Well yes, but note that that's in [0, 0.5). And there are no further representable numbers in the range [0.5, 1), as those numbers all start with "0.1" and thus any further 1-bits can only be at the second or third fractional bit. For example 0.1001 would not be representable, as that has four significant bits.

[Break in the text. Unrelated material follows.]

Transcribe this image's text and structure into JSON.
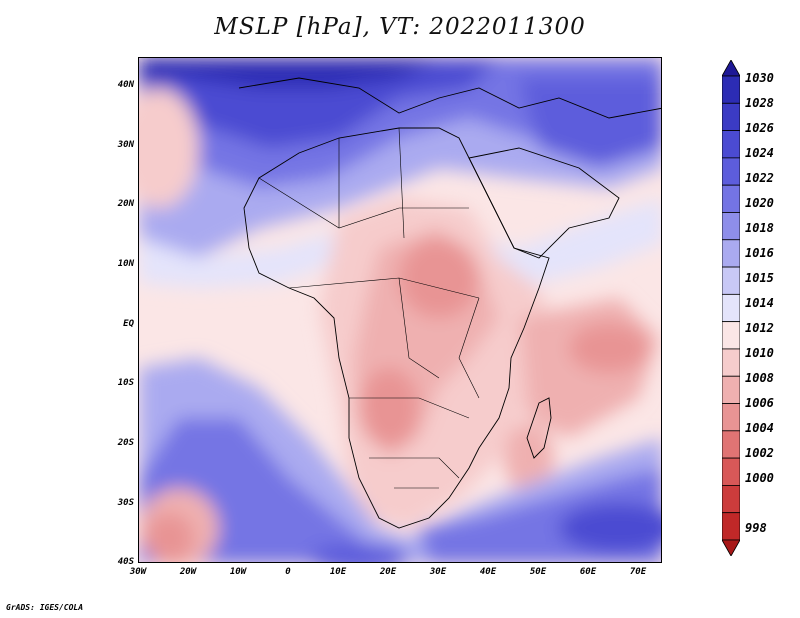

So if the generator would also pick from any other than those eight numbers above, they'd all have to be in [0, 0.5), creating a bias. It could pick from different four numbers in that range instead, or possibly include all representable numbers in that range with proper probabilities, but either way you'd have a "gap bias", where numbers picked from [0, 0.5) can have smaller or larger gaps than numbers picked from [0.5, 1). Not sure "gap bias" is a thing or the correct term, but the point is that the distribution in [0, 0.5) would look different than that in [0.5, 1). The only way to make them look the same is if you stick with picking from those equally-spaced eight numbers above. The distribution/possibilities in [0.5, 1) dictate what you should use in [0, 0.5).

So... a random number generator for float3 would pick from those eight numbers and never generate for example 0.0000111. But now imagine we also had a type float5, which could hold five significant bits. Then a random number generator for that could pick 0.00001. And if you then convert that to our float3, that would survive, you'd have 0.00001 as float3. But in the range [0.5, 1), this process of generating float5 numbers and converting them to float3 would still only produce the numbers 0.100, 0.101, 0.110 and 0.111, since float3 still can't represent any other numbers in that range.

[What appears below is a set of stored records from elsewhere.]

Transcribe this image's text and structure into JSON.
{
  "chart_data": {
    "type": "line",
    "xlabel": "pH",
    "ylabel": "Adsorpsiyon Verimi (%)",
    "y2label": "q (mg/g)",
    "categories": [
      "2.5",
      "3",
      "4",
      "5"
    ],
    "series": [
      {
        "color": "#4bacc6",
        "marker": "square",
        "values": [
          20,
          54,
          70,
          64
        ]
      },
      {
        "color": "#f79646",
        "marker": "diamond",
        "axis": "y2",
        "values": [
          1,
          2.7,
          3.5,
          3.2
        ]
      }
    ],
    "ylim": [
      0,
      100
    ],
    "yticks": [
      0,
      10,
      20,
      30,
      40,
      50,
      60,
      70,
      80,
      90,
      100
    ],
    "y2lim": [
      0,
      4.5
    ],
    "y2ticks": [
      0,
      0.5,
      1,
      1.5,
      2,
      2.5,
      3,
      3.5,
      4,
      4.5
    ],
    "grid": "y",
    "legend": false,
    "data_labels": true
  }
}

So that's what you get, just with float32 and float64. Your two methods give you different distributions. I'd say the second method's distribution is actually better, as the first method has what I called "gap bias". So maybe it's not your new method that's broken, but the test. If that's the case, fix the test. Otherwise, an idea to fix your situation might be to use the old float64-to-float32 way, but not produce everything at once. Instead, prepare the float32 structure with just 0.0 everywhere, and then fill it in smaller chunks generated with your new way.

Small caveat, btw: Looks like there's a bug in NumPy for generating random float32 values, not using the lowest-position bit. So that might be another reason the test fails. You could try your second method with (rng.integers(0, 2**24, target_shape) / 2**24).astype(np.float32) instead of rng.random(target_shape, dtype=np.float32). I think that's equivalent to what the fixed version would be (since it's apparently currently doing it that way, except with 23 instead of 24).

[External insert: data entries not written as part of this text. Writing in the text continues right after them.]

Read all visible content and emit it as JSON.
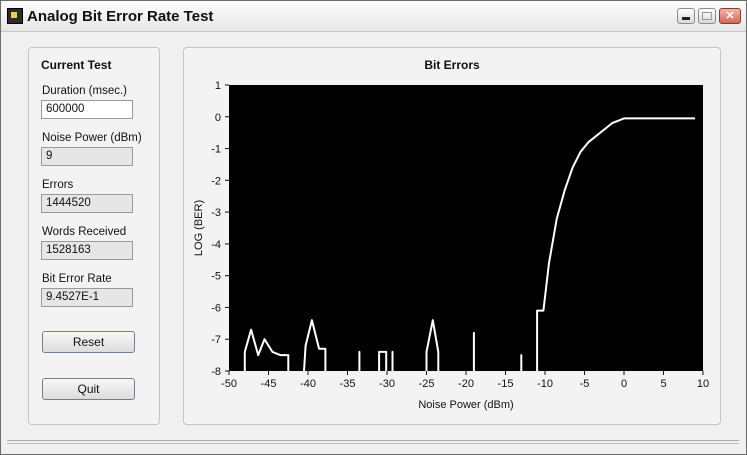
{
  "window": {
    "title": "Analog Bit Error Rate Test"
  },
  "current_test": {
    "heading": "Current Test",
    "fields": [
      {
        "label": "Duration (msec.)",
        "value": "600000",
        "editable": true
      },
      {
        "label": "Noise Power (dBm)",
        "value": "9",
        "editable": false
      },
      {
        "label": "Errors",
        "value": "1444520",
        "editable": false
      },
      {
        "label": "Words Received",
        "value": "1528163",
        "editable": false
      },
      {
        "label": "Bit Error Rate",
        "value": "9.4527E-1",
        "editable": false
      }
    ],
    "reset_label": "Reset",
    "quit_label": "Quit"
  },
  "chart_data": {
    "type": "line",
    "title": "Bit Errors",
    "xlabel": "Noise Power (dBm)",
    "ylabel": "LOG (BER)",
    "xlim": [
      -50,
      10
    ],
    "ylim": [
      -8,
      1
    ],
    "xticks": [
      -50,
      -45,
      -40,
      -35,
      -30,
      -25,
      -20,
      -15,
      -10,
      -5,
      0,
      5,
      10
    ],
    "yticks": [
      1,
      0,
      -1,
      -2,
      -3,
      -4,
      -5,
      -6,
      -7,
      -8
    ],
    "grid": false,
    "background": "#000000",
    "line_color": "#ffffff",
    "series": [
      {
        "segments": [
          [
            [
              -48,
              -8
            ],
            [
              -48,
              -7.4
            ],
            [
              -47.2,
              -6.7
            ],
            [
              -46.3,
              -7.5
            ],
            [
              -45.5,
              -7.0
            ],
            [
              -44.5,
              -7.4
            ],
            [
              -43.5,
              -7.5
            ],
            [
              -42.5,
              -7.5
            ],
            [
              -42.5,
              -8
            ]
          ],
          [
            [
              -40.5,
              -8
            ],
            [
              -40.3,
              -7.2
            ],
            [
              -39.5,
              -6.4
            ],
            [
              -38.6,
              -7.3
            ],
            [
              -37.8,
              -7.3
            ],
            [
              -37.8,
              -8
            ]
          ],
          [
            [
              -33.5,
              -8
            ],
            [
              -33.5,
              -7.4
            ],
            [
              -33.5,
              -8
            ]
          ],
          [
            [
              -31,
              -8
            ],
            [
              -31,
              -7.4
            ],
            [
              -30.1,
              -7.4
            ],
            [
              -30.1,
              -8
            ]
          ],
          [
            [
              -29.3,
              -8
            ],
            [
              -29.3,
              -7.4
            ],
            [
              -29.3,
              -8
            ]
          ],
          [
            [
              -25,
              -8
            ],
            [
              -25,
              -7.4
            ],
            [
              -24.2,
              -6.4
            ],
            [
              -23.5,
              -7.4
            ],
            [
              -23.5,
              -8
            ]
          ],
          [
            [
              -19,
              -8
            ],
            [
              -19,
              -6.8
            ],
            [
              -19,
              -8
            ]
          ],
          [
            [
              -13,
              -8
            ],
            [
              -13,
              -7.5
            ],
            [
              -13,
              -8
            ]
          ],
          [
            [
              -11,
              -8
            ],
            [
              -11,
              -6.1
            ],
            [
              -10.2,
              -6.1
            ],
            [
              -9.5,
              -4.6
            ],
            [
              -8.5,
              -3.2
            ],
            [
              -7.5,
              -2.3
            ],
            [
              -6.5,
              -1.6
            ],
            [
              -5.5,
              -1.1
            ],
            [
              -4.5,
              -0.8
            ],
            [
              -3,
              -0.5
            ],
            [
              -1.5,
              -0.2
            ],
            [
              0,
              -0.05
            ],
            [
              1.5,
              -0.05
            ],
            [
              3,
              -0.05
            ],
            [
              5,
              -0.05
            ],
            [
              7,
              -0.05
            ],
            [
              9,
              -0.05
            ]
          ]
        ]
      }
    ]
  }
}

The program for the experiment at the top (also at repl.it):

import numpy as np

# Some setup
seed = 13
target_shape = (5, 5)
vector_size = 1

# First way
rng = np.random.default_rng(seed=seed)
new_vectors = rng.uniform(-1.0, 1.0, target_shape).astype(np.float32)  # [-1.0, 1.0)
new_vectors /= vector_size

print(new_vectors * 2**22 % 1)

# Second way
rng = np.random.default_rng(seed=seed)
new_vectors = rng.random(target_shape, dtype=np.float32)  # [0.0, 1.0)                                                 
new_vectors *= 2.0  # [0.0, 2.0)                                                                                  
new_vectors -= 1.0  # [-1.0, 1.0)
new_vectors /= vector_size

print(new_vectors * 2**22 % 1)
2
On

A way to maintain precision and conserve memory could be to create your large target array, then fill it in using blocks at higher precision.

For example:

def generate(shape, value, *, seed=None, step=10):
  arr = np.empty(shape, dtype=np.float32)
  rng = np.random.default_rng(seed=seed)
  (d0, *dr) = shape
  for i in range(0, d0, step):
    j = min(d0, i + step)
    arr[i:j,:] = rng.uniform(-1/value, 1/value, size=[j-i]+dr)
  return arr

which can be used as:

generate((100, 1024, 1024), 7, seed=13)

You can tune the size of these blocks (via step) to maintain performance.